Unsolved
1 Rookie
•
2 Posts
0
56
February 22nd, 2025 00:25
LDAP auth latency after network migration
We have a 7-node Isilon NL410 running OneFS v 8.2.1.0. Each node has two network connections, one to a routable network and one to an isolated/unroutable network that we use for NFS traffic. Our authentication comes from a central-IT-provided Active Directory, to which we have no other access to (no logs, etc ...).
We are in the process of moving the routable side to a new subnet. This is the side we need to use for LDAP lookups, since the LDAP servers are far away from our little storage network.
We started by removing storage node 1’s ext1 interface from the existing network pool and added it to a newly defined network pool with the new routable network defined. We confirmed the new instance could reach off-subnet and that a host on the new network could talk with the IP address we’d just given that Isilon node.
Over the next few days we moved two nodes per day this same way - remove from old pool, add to new pool, verify ping. When we got to node 6 (of the 7) we saw an alert about LDAP in the web interface but it cleared shortly thereafter.
Node 7 has not been moved yet. It is the only node still on the old routable network.
However, we are now sometimes, but not always, seeing very slow authentication for NFS. The mounts are instant but sometimes it can take upwards of 3 minutes to actually ls(1) the files. This also shows up in very slow logins.
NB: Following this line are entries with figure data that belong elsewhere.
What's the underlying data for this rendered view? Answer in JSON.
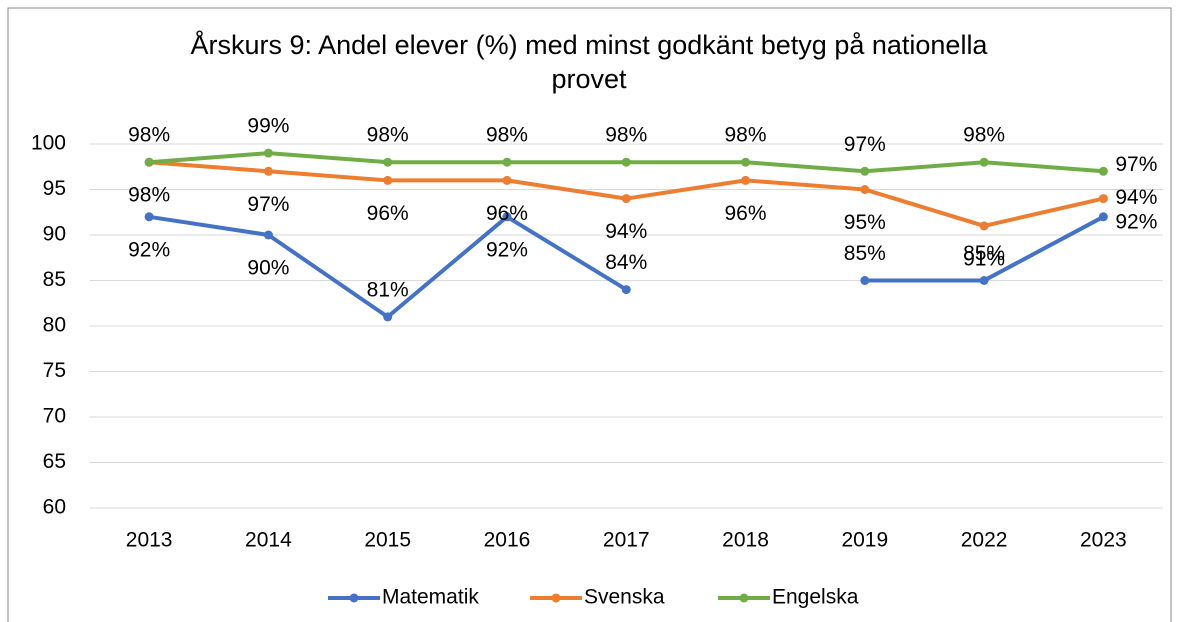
{
  "chart_data": {
    "type": "line",
    "title": "Årskurs 9: Andel elever (%) med minst godkänt betyg på nationella provet",
    "categories": [
      "2013",
      "2014",
      "2015",
      "2016",
      "2017",
      "2018",
      "2019",
      "2022",
      "2023"
    ],
    "series": [
      {
        "name": "Matematik",
        "color": "#4472c4",
        "values": [
          92,
          90,
          81,
          92,
          84,
          null,
          85,
          85,
          92
        ],
        "value_labels": [
          "92%",
          "90%",
          "81%",
          "92%",
          "84%",
          null,
          "85%",
          "85%",
          "92%"
        ]
      },
      {
        "name": "Svenska",
        "color": "#ed7d31",
        "values": [
          98,
          97,
          96,
          96,
          94,
          96,
          95,
          91,
          94
        ],
        "value_labels": [
          "98%",
          "97%",
          "96%",
          "96%",
          "94%",
          "96%",
          "95%",
          "91%",
          "94%"
        ]
      },
      {
        "name": "Engelska",
        "color": "#70ad47",
        "values": [
          98,
          99,
          98,
          98,
          98,
          98,
          97,
          98,
          97
        ],
        "value_labels": [
          "98%",
          "99%",
          "98%",
          "98%",
          "98%",
          "98%",
          "97%",
          "98%",
          "97%"
        ]
      }
    ],
    "ylim": [
      60,
      100
    ],
    "yticks": [
      60,
      65,
      70,
      75,
      80,
      85,
      90,
      95,
      100
    ],
    "grid": true,
    "legend": "bottom"
  }
}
We thought we had resolved this by running 'isi_for_array -n <node> /usr/likewise/bin/lwsm refresh lsass' for every node, because before we ran it all of the moved nodes were taking a very long time to return from isi auth mapping token <domain>\\<user> - and failing in many cases - but after we ran the above refresh command the auth-mapping command was able to reliably return the user data. However, NFS access (ls(1), etc) can still take up to 3 minutes.
We have also tried resetting LDAP by re-entering all of the server URIs in "Authentication providers > LDAP" but that has not changed anything either.
Right now, when we wait a while and then try re-running the isi auth mapping token command the first one or two lookups return ERROR_TIMEOUT on all nodes except 7. Node 7 takes 20 seconds but returns results on the first try. On nodes 1-6 the command returns successfully by the third or fourth try.
The NFS mounts are being done on Ubuntu with the following showing up in /etc/mtab for each mount:
rw,relatime,vers=3,rsize=131072,wsize=524288,namlen=255,hard,proto=tcp,timeo=600,retrans=2,sec=sys,mountaddr=[redacted],mountvers=3,mountport=300,mountproto=udp,local_lock=none,addr=[redacted]
We’re pretty sure this is an LDAP problem but we’re not sure what else to do to diagnose or - better yet - resolve it. Any suggestions would be greatly appreciated.



DELL-Josh Cr
Moderator
•
9.4K Posts
0
February 24th, 2025 14:22
Hi,
Thanks for your question.
I am not sure if this is the issue but it might help troubleshooting. https://dell.to/439wpeT
Let us know if you have any additional questions.
rdmoulton
1 Rookie
•
2 Posts
1
February 25th, 2025 17:24
Thanks for the link! It seems to have led us to a resolution. The recommended log search did indeed include a bunch of the stallset warnings on some of the storage nodes.
I proceeded to follow the alternative-resolution instructions by restarting DNS caching service (after first noting that it had been running since 22Apr24).
ssh logins on NFS-connected hosts subsequently started succeeding promptly, and have continued to do so all day yesterday and this morning.